Les cieux se déchirèrent !
Article mis en ligne le 10 janvier 2021
dernière modification le 21 janvier 2021

La prédication de Jean Baptiste avait suscité en Israël un formidable élan de conversion. Tous ceux qui se décidaient à changer de vie et à faire à Dieu toute sa place venaient se plonger dans les eaux du Jourdain en signe de renouveau intérieur.

C’est pourquoi, bien que sans péché, il est venu se faire baptiser par Jean. Il a donc inauguré sa vie publique par un acte d’humilité et de solidarité avec les hommes qu’il venait sauver, et c’est ce moment que Dieu a choisi pour manifester sa solidarité avec son Fils.

Le baptême reçu par Jean contient déjà, en germe, tout le sens de la vie, de la mission, de la prédication futures de Jésus jusqu’à la croix. Toujours nous trouverons Jésus au milieu des pécheurs, en train d’étendre l’amour et la communion de Dieu jusqu’aux catégories humaines et sociales méprisées et marginalisées à l’époque, au point de se faire qualifier de « glouton et d’ivrogne, d’ami des publicains et des pécheurs » (Mt 11,19).

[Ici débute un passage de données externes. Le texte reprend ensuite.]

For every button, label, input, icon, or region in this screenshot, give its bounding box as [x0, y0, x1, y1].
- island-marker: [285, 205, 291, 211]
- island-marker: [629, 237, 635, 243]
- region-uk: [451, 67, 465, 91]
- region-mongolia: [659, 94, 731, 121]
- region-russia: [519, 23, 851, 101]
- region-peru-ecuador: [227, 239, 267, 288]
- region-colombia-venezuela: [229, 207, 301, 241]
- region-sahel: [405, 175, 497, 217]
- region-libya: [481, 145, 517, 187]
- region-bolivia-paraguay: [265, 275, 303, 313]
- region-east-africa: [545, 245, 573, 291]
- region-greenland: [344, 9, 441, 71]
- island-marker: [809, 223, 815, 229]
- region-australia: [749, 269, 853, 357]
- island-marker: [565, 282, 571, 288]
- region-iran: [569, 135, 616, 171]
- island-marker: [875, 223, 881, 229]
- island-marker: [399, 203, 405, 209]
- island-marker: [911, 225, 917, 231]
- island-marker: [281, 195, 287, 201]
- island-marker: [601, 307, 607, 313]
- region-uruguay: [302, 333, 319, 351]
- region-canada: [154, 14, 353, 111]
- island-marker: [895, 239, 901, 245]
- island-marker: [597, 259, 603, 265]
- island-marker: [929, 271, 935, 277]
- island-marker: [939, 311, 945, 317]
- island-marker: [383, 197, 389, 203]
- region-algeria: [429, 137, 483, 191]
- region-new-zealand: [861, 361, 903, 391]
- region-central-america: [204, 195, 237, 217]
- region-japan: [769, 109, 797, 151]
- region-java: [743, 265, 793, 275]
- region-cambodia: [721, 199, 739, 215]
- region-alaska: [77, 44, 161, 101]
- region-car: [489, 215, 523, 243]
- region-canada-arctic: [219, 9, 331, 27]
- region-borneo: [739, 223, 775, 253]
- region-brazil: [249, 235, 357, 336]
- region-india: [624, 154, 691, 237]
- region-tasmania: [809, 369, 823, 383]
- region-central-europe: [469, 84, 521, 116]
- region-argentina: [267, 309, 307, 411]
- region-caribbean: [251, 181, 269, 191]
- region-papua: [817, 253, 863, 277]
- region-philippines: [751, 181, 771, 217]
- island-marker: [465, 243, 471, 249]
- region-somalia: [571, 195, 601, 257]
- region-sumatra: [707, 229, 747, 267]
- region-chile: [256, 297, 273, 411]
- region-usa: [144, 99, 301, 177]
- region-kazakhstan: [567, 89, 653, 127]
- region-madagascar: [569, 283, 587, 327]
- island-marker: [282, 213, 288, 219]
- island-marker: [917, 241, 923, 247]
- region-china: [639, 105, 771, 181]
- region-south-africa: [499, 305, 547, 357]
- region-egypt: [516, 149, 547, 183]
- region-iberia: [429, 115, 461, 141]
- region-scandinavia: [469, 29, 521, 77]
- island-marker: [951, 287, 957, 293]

Et même sur la croix, Jésus ne sera-t-il, encore une fois, au milieu de deux malfaiteurs ? Mais c’est juste à ce moment-là que le rideau du Sanctuaire, dans le Temple de Jérusalem, se déchire en deux, depuis le haut jusqu’en bas, nous dit saint Marc (15,38). Deux fois seulement dans son évangile, Marc a employé ce verbe grec se déchirer : dans le récit de la mort de Jésus et dans le récit de son baptême, et cette correspondance est certainement voulue, et elle est pleine de sens. Le déchirement du rideau du Sanctuaire, quand Jésus meurt sur la croix, nous révèle le sens et la portée profonde du déchirement des cieux lors du baptême, quand Jésus voit les cieux se déchirer et l’Esprit descendre sur lui comme une colombe (Mc 1,10). Désormais, Dieu ne se cache plus derrière un voile, il se révèle en cet homme qui remonte des eaux du Jourdain.